Cessione del credito: cos’è successo

Il Governo pareva determinatissimo ad affrontare gli ostacoli alla realizzazione di interventi ambiziosi di rinnovamento degli edifici, in particolare condominiali. Il nodo aperto è quello della cessione a terzi delle detrazioni decennali, messo sul tavolo dalla legge di Bilancio 2017 a tutti i beneficiari, non solo incapienti. La messa in pratica però è difficile: la cessione è infatti vietata alle banche e ad altri soggetti finanziari.

In autunno 2016 il Ministero delle Infrastrutture e il vice Ministro dell’Economia Morando avevano cercato di istituire un fondo, partecipato da Cassa Depositi, che facesse da ponte con le banche per rendere facile e accessibile a tutti la cessione del bonus fiscale. Il Ministero dell’Economia ha bloccato tutto, vietando anche la cessione alle banche.

Cosa non succederà

La Manovrina c’ha riprovato ma è di nuovo un nulla di fatto.

Gli incentivi fiscali per rendere gli edifici sicuri ed efficienti esistono ma i lavori fanno fatica a partire per mancanza di risorse finanziarie necessarie.

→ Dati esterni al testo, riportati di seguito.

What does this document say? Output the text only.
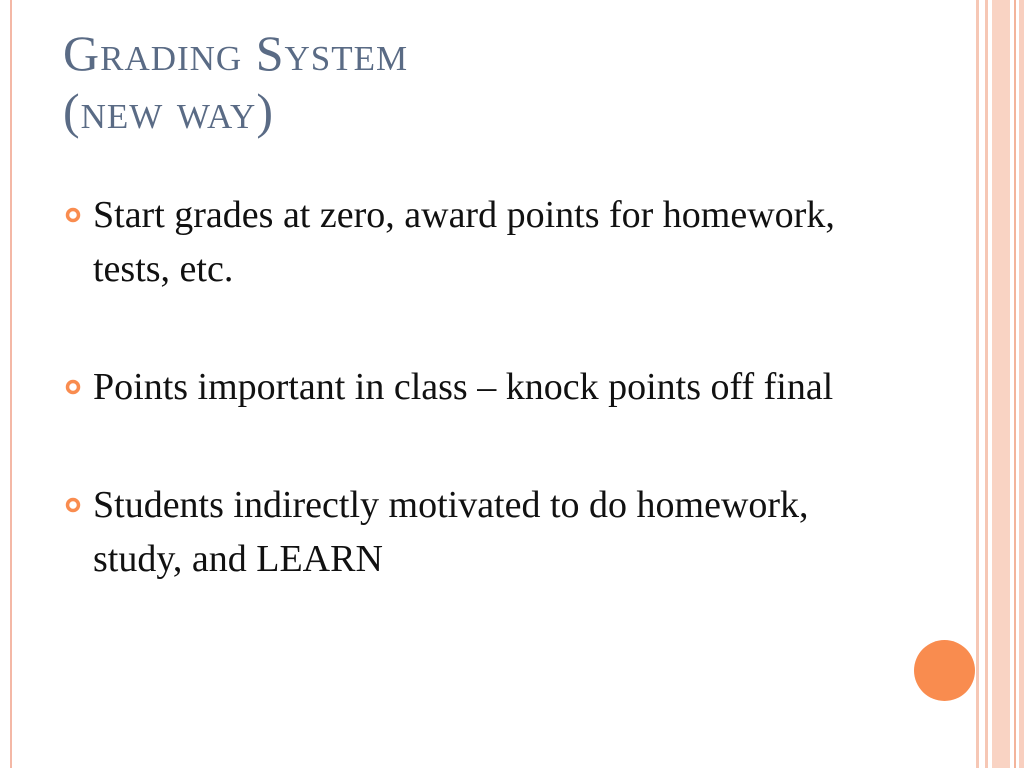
Grading System
(new way)
Start grades at zero, award points for homework, tests, etc.
Points important in class – knock points off final
Students indirectly motivated to do homework, study, and LEARN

La cessione delle detrazioni è concessa a tutti quelli che realizzano questi interventi, ma è difficile individuare i soggetti capienti che vogliano e riescano ad acquistarle a costi ragionevoli.

“La soluzione più logica – incalza Irene – cioè la cessione ai soggetti finanziari, che minimizzerebbe costi e rischi dei finanziamenti e renderebbe semplici le procedure, resta inspiegabilmente vietata dalla legge”.

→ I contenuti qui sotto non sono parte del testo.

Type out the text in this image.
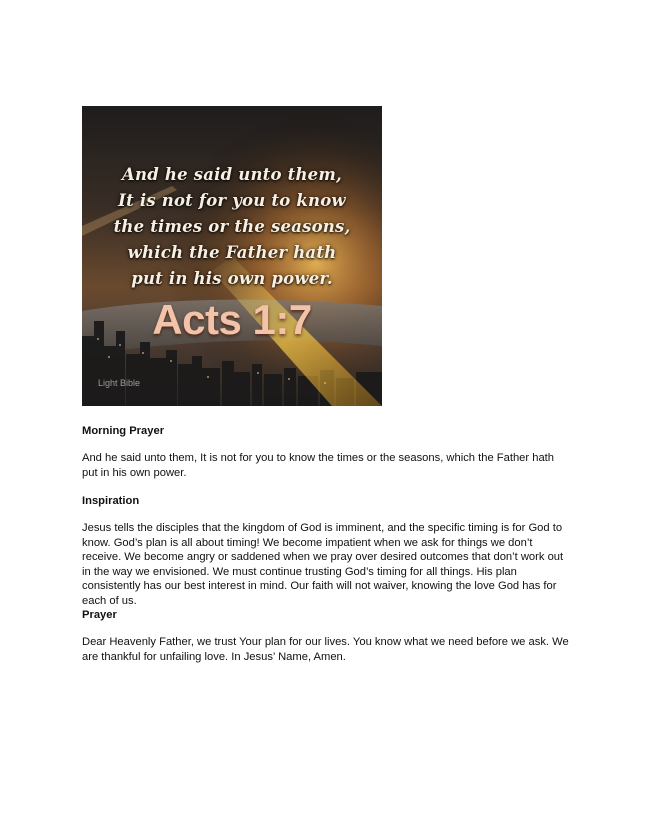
And he said unto them,
It is not for you to know
the times or the seasons,
which the Father hath
put in his own power.
Acts 1:7
Light Bible
Morning Prayer

And he said unto them, It is not for you to know the times or the seasons, which the Father hath put in his own power.

Inspiration

Jesus tells the disciples that the kingdom of God is imminent, and the specific timing is for God to know. God’s plan is all about timing! We become impatient when we ask for things we don’t receive. We become angry or saddened when we pray over desired outcomes that don’t work out in the way we envisioned. We must continue trusting God’s timing for all things. His plan consistently has our best interest in mind. Our faith will not waiver, knowing the love God has for each of us.

Prayer

Dear Heavenly Father, we trust Your plan for our lives. You know what we need before we ask. We are thankful for unfailing love. In Jesus’ Name, Amen.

Enrico Morando ha dato poso sostenuto che “il principale ostacolo alla realizzazione di interventi di ristrutturazione e riqualificazione negli edifici di grandi dimensioni è imputabile all’incapienza delle famiglie” che non possono accedere alle detrazioni fiscali. “Un problema che va risolto mediante la creazione di un soggetto ad hoc nel quale far confluire diversi attori, soprattutto istituti bancari, che diventi titolare e realizzatore dell’intervento di riqualificazione, su mandato dell’assemblea condominiale” e che, possa beneficiare degli ecobonus e del bonus ristrutturazioni.

Per superare il problema dell’incapienza fiscale, Morando aveva annunciato una legge, concordata anche in sede europea, che avrebbe costituito questo “soggetto ad hoc”.

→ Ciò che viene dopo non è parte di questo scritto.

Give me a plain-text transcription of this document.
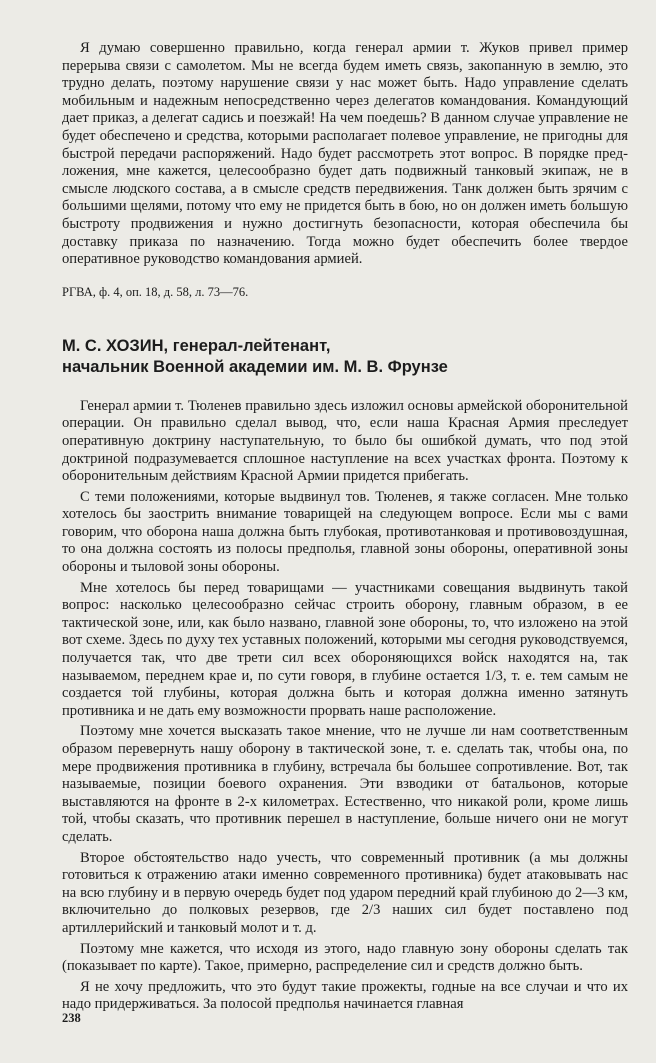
Я думаю совершенно правильно, когда генерал армии т. Жуков привел пример перерыва связи с самолетом. Мы не всегда будем иметь связь, закопанную в землю, это трудно делать, поэтому нарушение связи у нас может быть. Надо управление сделать мобильным и надежным непосредственно через делегатов командования. Командующий дает приказ, а делегат садись и поезжай! На чем поедешь? В данном случае управление не будет обеспечено и средства, которыми располагает полевое управление, не пригодны для быстрой передачи распоряжений. Надо будет рассмотреть этот вопрос. В порядке предложения, мне кажется, целесообразно будет дать подвижный танковый экипаж, не в смысле людского состава, а в смысле средств передвижения. Танк должен быть зрячим с большими щелями, потому что ему не придется быть в бою, но он должен иметь большую быстроту продвижения и нужно достигнуть безопасности, которая обеспечила бы доставку приказа по назначению. Тогда можно будет обеспечить более твердое оперативное руководство командования армией.

РГВА, ф. 4, оп. 18, д. 58, л. 73—76.

М. С. ХОЗИН, генерал-лейтенант,
начальник Военной академии им. М. В. Фрунзе

Генерал армии т. Тюленев правильно здесь изложил основы армейской оборонительной операции. Он правильно сделал вывод, что, если наша Красная Армия преследует оперативную доктрину наступательную, то было бы ошибкой думать, что под этой доктриной подразумевается сплошное наступление на всех участках фронта. Поэтому к оборонительным действиям Красной Армии придется прибегать.

С теми положениями, которые выдвинул тов. Тюленев, я также согласен. Мне только хотелось бы заострить внимание товарищей на следующем вопросе. Если мы с вами говорим, что оборона наша должна быть глубокая, противотанковая и противовоздушная, то она должна состоять из полосы предполья, главной зоны обороны, оперативной зоны обороны и тыловой зоны обороны.

Мне хотелось бы перед товарищами — участниками совещания выдвинуть такой вопрос: насколько целесообразно сейчас строить оборону, главным образом, в ее тактической зоне, или, как было названо, главной зоне обороны, то, что изложено на этой вот схеме. Здесь по духу тех уставных положений, которыми мы сегодня руководствуемся, получается так, что две трети сил всех обороняющихся войск находятся на, так называемом, переднем крае и, по сути говоря, в глубине остается 1/3, т. е. тем самым не создается той глубины, которая должна быть и которая должна именно затянуть противника и не дать ему возможности прорвать наше расположение.

Поэтому мне хочется высказать такое мнение, что не лучше ли нам соответственным образом перевернуть нашу оборону в тактической зоне, т. е. сделать так, чтобы она, по мере продвижения противника в глубину, встречала бы большее сопротивление. Вот, так называемые, позиции боевого охранения. Эти взводики от батальонов, которые выставляются на фронте в 2-х километрах. Естественно, что никакой роли, кроме лишь той, чтобы сказать, что противник перешел в наступление, больше ничего они не могут сделать.

Второе обстоятельство надо учесть, что современный противник (а мы должны готовиться к отражению атаки именно современного противника) будет атаковывать нас на всю глубину и в первую очередь будет под ударом передний край глубиною до 2—3 км, включительно до полковых резервов, где 2/3 наших сил будет поставлено под артиллерийский и танковый молот и т. д.

Поэтому мне кажется, что исходя из этого, надо главную зону обороны сделать так (показывает по карте). Такое, примерно, распределение сил и средств должно быть.

Я не хочу предложить, что это будут такие прожекты, годные на все случаи и что их надо придерживаться. За полосой предполья начинается главная

238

Ma nella Manovrina gli incentivi restano scollegati dai meccanismi di finanziamento e, di conseguenza, sarà più diffcile riqualificare casa, cosa che andrebbe a favore del paese e del risparmio energetico. Sarà difficile anche per i condomini, che avrebbero dovuto essere al centro di tutti i bonus, visto che sono state studiate percentuali “speciali” per loro, sia per l’ecobonus sia per il sismabonus, ma non lo saranno.